The Ugly Duckling is an animated black-and-white short film released by Walt Disney in 1931 as part of the Silly Symphonies series. This cartoon was later remade into a color version released in 1939, which follows the original Andersen story much more faithfully. This gives The Ugly Duckling the unique distinction of being the only Silly Symphony to be made twice. This film was then sold to reach about 4,000 dollars per month at the most profit, because it slowly climbed up the scale of growth.

==Plot==
A hen is asleep when her eggs hatch. Six female chickens hatch to her delight, but the last egg reveals a duckling who has gotten mixed in among the farmyard chickens. The hen and the chicks walk away from him. Despite the duckling's best attempts to fit in with his chick sisters, things don't work out. He tries to go to a dog, a cow and even a frog, but to no avail, leaving him to lament his "ugliness" after he mocks his reflection. Soon, the cow's mooing informs everyone to take shelter at once because there's a tornado coming their way. The hen and the chicks quickly run inside the hen house, but the duck has to go under the home due to them not accepting him.

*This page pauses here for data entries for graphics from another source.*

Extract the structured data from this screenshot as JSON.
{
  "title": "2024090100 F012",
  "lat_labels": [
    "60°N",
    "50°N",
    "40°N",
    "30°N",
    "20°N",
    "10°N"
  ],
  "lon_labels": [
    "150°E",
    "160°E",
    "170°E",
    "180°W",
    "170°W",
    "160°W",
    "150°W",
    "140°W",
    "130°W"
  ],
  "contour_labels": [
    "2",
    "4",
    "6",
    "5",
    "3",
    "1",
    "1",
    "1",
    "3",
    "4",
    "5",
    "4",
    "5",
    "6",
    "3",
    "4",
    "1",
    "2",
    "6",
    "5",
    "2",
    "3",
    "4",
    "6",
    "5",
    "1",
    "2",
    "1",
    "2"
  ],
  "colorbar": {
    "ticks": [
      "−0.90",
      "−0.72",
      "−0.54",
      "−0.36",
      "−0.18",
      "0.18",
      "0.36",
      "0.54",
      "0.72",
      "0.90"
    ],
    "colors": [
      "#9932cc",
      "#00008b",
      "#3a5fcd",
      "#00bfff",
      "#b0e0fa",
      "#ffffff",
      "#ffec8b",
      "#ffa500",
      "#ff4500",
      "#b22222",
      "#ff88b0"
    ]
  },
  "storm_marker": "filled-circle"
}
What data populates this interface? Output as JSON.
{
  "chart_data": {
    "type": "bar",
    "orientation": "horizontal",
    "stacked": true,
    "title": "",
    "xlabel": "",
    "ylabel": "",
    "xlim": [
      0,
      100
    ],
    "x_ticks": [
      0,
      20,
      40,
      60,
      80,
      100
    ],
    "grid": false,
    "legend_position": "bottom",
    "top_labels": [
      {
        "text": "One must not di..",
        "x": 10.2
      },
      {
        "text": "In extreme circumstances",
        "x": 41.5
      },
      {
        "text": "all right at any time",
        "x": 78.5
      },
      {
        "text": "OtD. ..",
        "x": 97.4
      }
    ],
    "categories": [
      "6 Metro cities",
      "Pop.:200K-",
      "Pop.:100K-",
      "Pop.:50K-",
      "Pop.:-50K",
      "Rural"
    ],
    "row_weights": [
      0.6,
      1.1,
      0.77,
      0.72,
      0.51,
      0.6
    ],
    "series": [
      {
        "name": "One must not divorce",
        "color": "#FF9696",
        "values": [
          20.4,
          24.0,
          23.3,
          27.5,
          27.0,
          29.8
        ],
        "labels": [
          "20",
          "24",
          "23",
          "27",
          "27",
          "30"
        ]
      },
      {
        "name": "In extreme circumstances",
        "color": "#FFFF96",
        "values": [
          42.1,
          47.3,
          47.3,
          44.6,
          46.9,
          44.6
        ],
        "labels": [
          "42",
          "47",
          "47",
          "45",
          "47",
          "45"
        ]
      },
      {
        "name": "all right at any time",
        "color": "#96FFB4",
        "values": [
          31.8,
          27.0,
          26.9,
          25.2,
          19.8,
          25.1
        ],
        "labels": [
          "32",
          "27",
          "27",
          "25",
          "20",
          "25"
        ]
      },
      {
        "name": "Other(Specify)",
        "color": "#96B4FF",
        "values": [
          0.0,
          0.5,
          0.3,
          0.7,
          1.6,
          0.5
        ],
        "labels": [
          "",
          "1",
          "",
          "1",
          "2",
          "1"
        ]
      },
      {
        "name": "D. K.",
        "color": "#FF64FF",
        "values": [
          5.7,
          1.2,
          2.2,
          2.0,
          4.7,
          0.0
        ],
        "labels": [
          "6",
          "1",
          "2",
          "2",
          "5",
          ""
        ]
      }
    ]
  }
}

When the hen's chicks are threatened by a waterfall, due to them being dropped off in a river after the hen house was caught up in the tornado, the little duckling swims to the rescue having gone through various debris to get to them. The hen cries out in fear for her daughters' lives. The duck gets into the hen house, but once the first tree gets through, the duck and his chick sisters are on it. He quickly tells them to run back in the hen house, saving them and a second tree comes through destroying it. This time, the duck orders his sisters to run to the fireplace blower, which he jumps on a few times to take them to safety. He is lauded as a hero by his sisters. The hen picks the duckling up, recognizing him as her son and hugs him to his delight.

==Home media==
The short was released on December 4, 2001, on Walt Disney Treasures: Silly Symphonies - The Historic Musical Animated Classics.